Following the dismantling of the Boer republics with a number 12 spanner and a pair of sturdy pliers, many impoverished Boers moved to the cities. And every coastal town from Langebaan to Richards Bay.

With the formation of the Union of South Africa, the Cape Dutch started cheating on the British and began canoodling with the Boers, and that’s how Afrikaners were born.

My point, if I even had one, is that Trump wasn’t the first to divide these people.

The British, never quick to pull their fingers out of a free pie, finally gave up in 1961 and said South Africans were unplayable and could do whatever the hell they wanted, as long as it didn’t involve giving darkies passports or, heaven forbid, the vote.

It was an idea the Afrikaners could relate to and they circled their wagons and kept us all safe in our beds until 1994 when democracy broke out and nothing was ever the same again.

I don’t know how this turned into a history lesson. This wasn’t my intention at all.

I have to say, though, that I find the current spat between Afrikaners more entertaining than alarming. The squabble between the “white genocide” camp and the “we’re just fine, thank you” camp doesn’t appear to be heading for a particularly worrying outcome, whoever wins.

Afrikaners have a bond and that bond is their language. It unites them in a way that English doesn’t unite us soutpiels. It takes a lot for us to call each other traitors.

And yet. As this ongoing fracas proves, coming as it does at a time when the likes of Elon Musk and Mark Zuckerberg – and Trump himself – are doing everything they can to create distractions and sew divisions to ensure their own survival, political differences might just transcend those old Dutch roots.

There was a time that Max du Preez and Prof Pierre de Vos might walk into a bar and sit at a table with Kallie Kriel and Renaldo Gouws. Granted, it would be the only table with free seats. But still. They’d talk. Find out they have more in common than they thought. Agree to disagree. Split the tab. What they wouldn’t do is stab each other in the face with steak knives.
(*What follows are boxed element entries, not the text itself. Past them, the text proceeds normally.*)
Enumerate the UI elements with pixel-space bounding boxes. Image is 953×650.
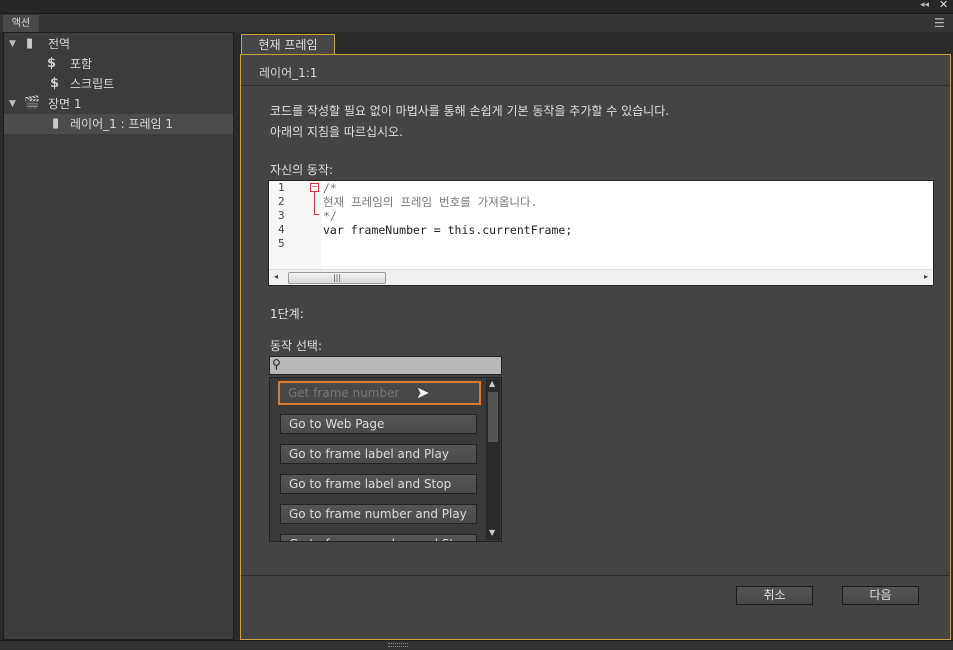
tree-label: 스크립트: [70, 77, 115, 91]
tree-label: 레이어_1 : 프레임 1: [70, 117, 173, 131]
resize-grip-icon[interactable]: [388, 643, 408, 647]
scroll-left-icon[interactable]: ◂: [274, 272, 278, 281]
collapse-icon[interactable]: ◂◂: [920, 0, 929, 10]
scrollbar-thumb[interactable]: [488, 392, 498, 442]
tree-item-global[interactable]: ▼ ▮ 전역: [4, 34, 233, 54]
action-search-input[interactable]: ⚲: [269, 356, 502, 375]
line-number: 2: [278, 195, 285, 208]
line-number: 4: [278, 223, 285, 236]
code-line: /*: [323, 181, 337, 195]
mouse-cursor-icon: ➤: [416, 383, 430, 402]
intro-text-2: 아래의 지침을 따르십시오.: [270, 125, 403, 139]
tree-label: 전역: [48, 37, 71, 51]
tree-item-script[interactable]: $ 스크립트: [4, 74, 233, 94]
include-script-icon: $: [47, 56, 57, 71]
layer-icon: ▮: [52, 116, 60, 131]
code-line: var frameNumber = this.currentFrame;: [323, 223, 573, 237]
own-action-label: 자신의 동작:: [270, 163, 334, 177]
code-line: */: [323, 209, 337, 223]
intro-text: 코드를 작성할 필요 없이 마법사를 통해 손쉽게 기본 동작을 추가할 수 있…: [270, 104, 670, 118]
close-icon[interactable]: ✕: [939, 0, 948, 11]
step-label: 1단계:: [270, 307, 304, 321]
status-bar: [0, 640, 953, 650]
tree-label: 장면 1: [48, 97, 82, 111]
tree-item-scene[interactable]: ▼ 🎬 장면 1: [4, 94, 233, 114]
code-editor[interactable]: 1 2 3 4 5 − /* 현재 프레임의 프레임 번호를 가져옵니다. */…: [268, 180, 934, 286]
action-item-get-frame-number[interactable]: Get frame number: [278, 381, 481, 405]
tree-item-layer-frame[interactable]: ▮ 레이어_1 : 프레임 1: [4, 114, 233, 134]
scroll-up-icon[interactable]: ▲: [489, 379, 495, 388]
tab-current-frame[interactable]: 현재 프레임: [241, 34, 335, 55]
panel-menu-icon[interactable]: ☰: [934, 16, 945, 30]
scroll-right-icon[interactable]: ▸: [924, 272, 928, 281]
select-action-label: 동작 선택:: [270, 339, 323, 353]
horizontal-scrollbar[interactable]: ◂ ||| ▸: [269, 269, 933, 285]
action-item[interactable]: Go to frame number and Play: [280, 504, 477, 524]
scrollbar-thumb[interactable]: |||: [288, 272, 386, 284]
action-item[interactable]: Go to frame number and Stop: [280, 534, 477, 541]
panel-tab-row: ☰: [0, 14, 953, 32]
cancel-button[interactable]: 취소: [736, 586, 813, 605]
script-navigator: ▼ ▮ 전역 $ 포함 $ 스크립트 ▼ 🎬 장면 1 ▮ 레이어_1 : 프레…: [3, 32, 234, 640]
expand-triangle-icon[interactable]: ▼: [9, 94, 16, 114]
scroll-down-icon[interactable]: ▼: [489, 528, 495, 537]
code-line: 현재 프레임의 프레임 번호를 가져옵니다.: [323, 195, 538, 209]
fold-line: [314, 192, 319, 215]
next-button[interactable]: 다음: [842, 586, 919, 605]
vertical-scrollbar[interactable]: ▲ ▼: [486, 379, 500, 540]
action-item[interactable]: Go to frame label and Play: [280, 444, 477, 464]
script-icon: $: [50, 76, 60, 91]
wizard-panel: 레이어_1:1 코드를 작성할 필요 없이 마법사를 통해 손쉽게 기본 동작을…: [240, 54, 951, 640]
title-bar: ◂◂ ✕: [0, 0, 953, 14]
line-number: 3: [278, 209, 285, 222]
expand-triangle-icon[interactable]: ▼: [9, 34, 16, 54]
action-list: Get frame number Go to Web Page Go to fr…: [269, 377, 502, 542]
line-number: 5: [278, 237, 285, 250]
fold-collapse-icon[interactable]: −: [310, 183, 319, 192]
line-number: 1: [278, 181, 285, 194]
tab-actions[interactable]: 액션: [3, 15, 39, 32]
tree-label: 포함: [70, 57, 93, 71]
action-item[interactable]: Go to frame label and Stop: [280, 474, 477, 494]
divider: [241, 575, 950, 576]
frame-subheader: 레이어_1:1: [241, 55, 950, 86]
document-icon: ▮: [26, 36, 34, 51]
search-icon: ⚲: [272, 357, 281, 371]
tree-item-include[interactable]: $ 포함: [4, 54, 233, 74]
scene-clapper-icon: 🎬: [24, 96, 41, 111]
action-item[interactable]: Go to Web Page: [280, 414, 477, 434]
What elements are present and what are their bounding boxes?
Today, I think Max and Pierre might choose to find another bar entirely. Minds are hard to change and it’s often not worth the effort to even try, especially if it’s happy hour.

Hearing the likes of David Scott, who was in the KwaZulu-Natal Youth Choir, went to Michaelhouse (R392 000 a year) and dropped out of medicine at Wits University, whining about being a victim of racial persecution is like hearing Jeffrey Dahmer appealing on the grounds of discrimination against cannibals.

In South Africa, it doesn’t really matter what white people think. We’re the little dogs now, and have been for 30 years. I’m not saying roll over, but know when to bark and why you’re barking. Also, that stinky American brak whose leg you’re humping? He’ll piss all over you without a second thought.